Prediction model with metabolic syndrome to predict recurrent vascular events in patients with clinically manifest vascular diseases

Annemarie M Wassink, Yolanda van der Graaf, Kristel J Janssen, Nancy R Cook, Frank L Visseren
European Journal of Preventive Cardiology 2012, 19 (6): 1486-95

BACKGROUND: Although the overall average 10-year cardiovascular risk for patients with manifest atherosclerosis is considered to be more than 20%, actual risk for individual patients ranges from much lower to much higher. We investigated whether information on metabolic syndrome (MetS) or its individual components improves cardiovascular risk stratification in these patients.

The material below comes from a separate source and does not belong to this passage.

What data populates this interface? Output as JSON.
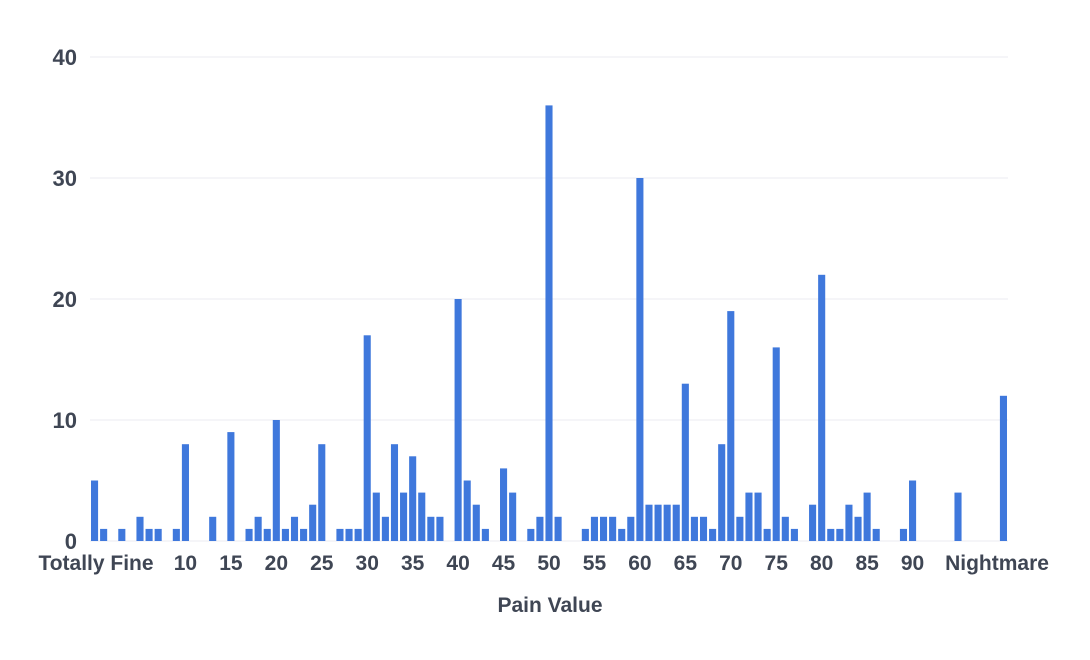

DESIGN AND METHODS: We conducted a prospective cohort study in 3679 patients with clinical manifest atherosclerosis from the Secondary Manifestations of ARTerial disease (SMART) study. Primary outcome was defined as any cardiovascular event (cardiovascular death, ischemic stroke or myocardial infarction). Three pre-specified prediction models were derived, all including information on established MetS components. The association between outcome and predictors was quantified using a Cox proportional hazard analysis. Model performance was assessed using global goodness-of-fit fit (χ(2)), discrimination (C-index) and ability to improve risk stratification.

RESULTS: A total of 417 cardiovascular events occurred among 3679 patients with 15,102 person-years of follow-up (median follow-up 3.7 years, range 1.6-6.4 years). Compared to a model with age and gender only, all MetS-based models performed slightly better in terms of global model fit (χ(2)) but not C-index. The Net Reclassification Index associated with the addition of MetS (yes/no), the dichotomous MetS-components or the continuous MetS-components on top of age and gender was 2.1% (p = 0.29), 2.3% (p = 0.31) and 7.5% (p = 0.01), respectively.

CONCLUSIONS: Prediction models incorporating age, gender and MetS can discriminate between patients with clinical manifest atherosclerosis at the highest vascular risk and those at lower risk. The addition of MetS components to a model with age and gender correctly reclassifies only a small proportion of patients into higher- and lower-risk categories. The clinical utility of a prediction model with MetS is therefore limited.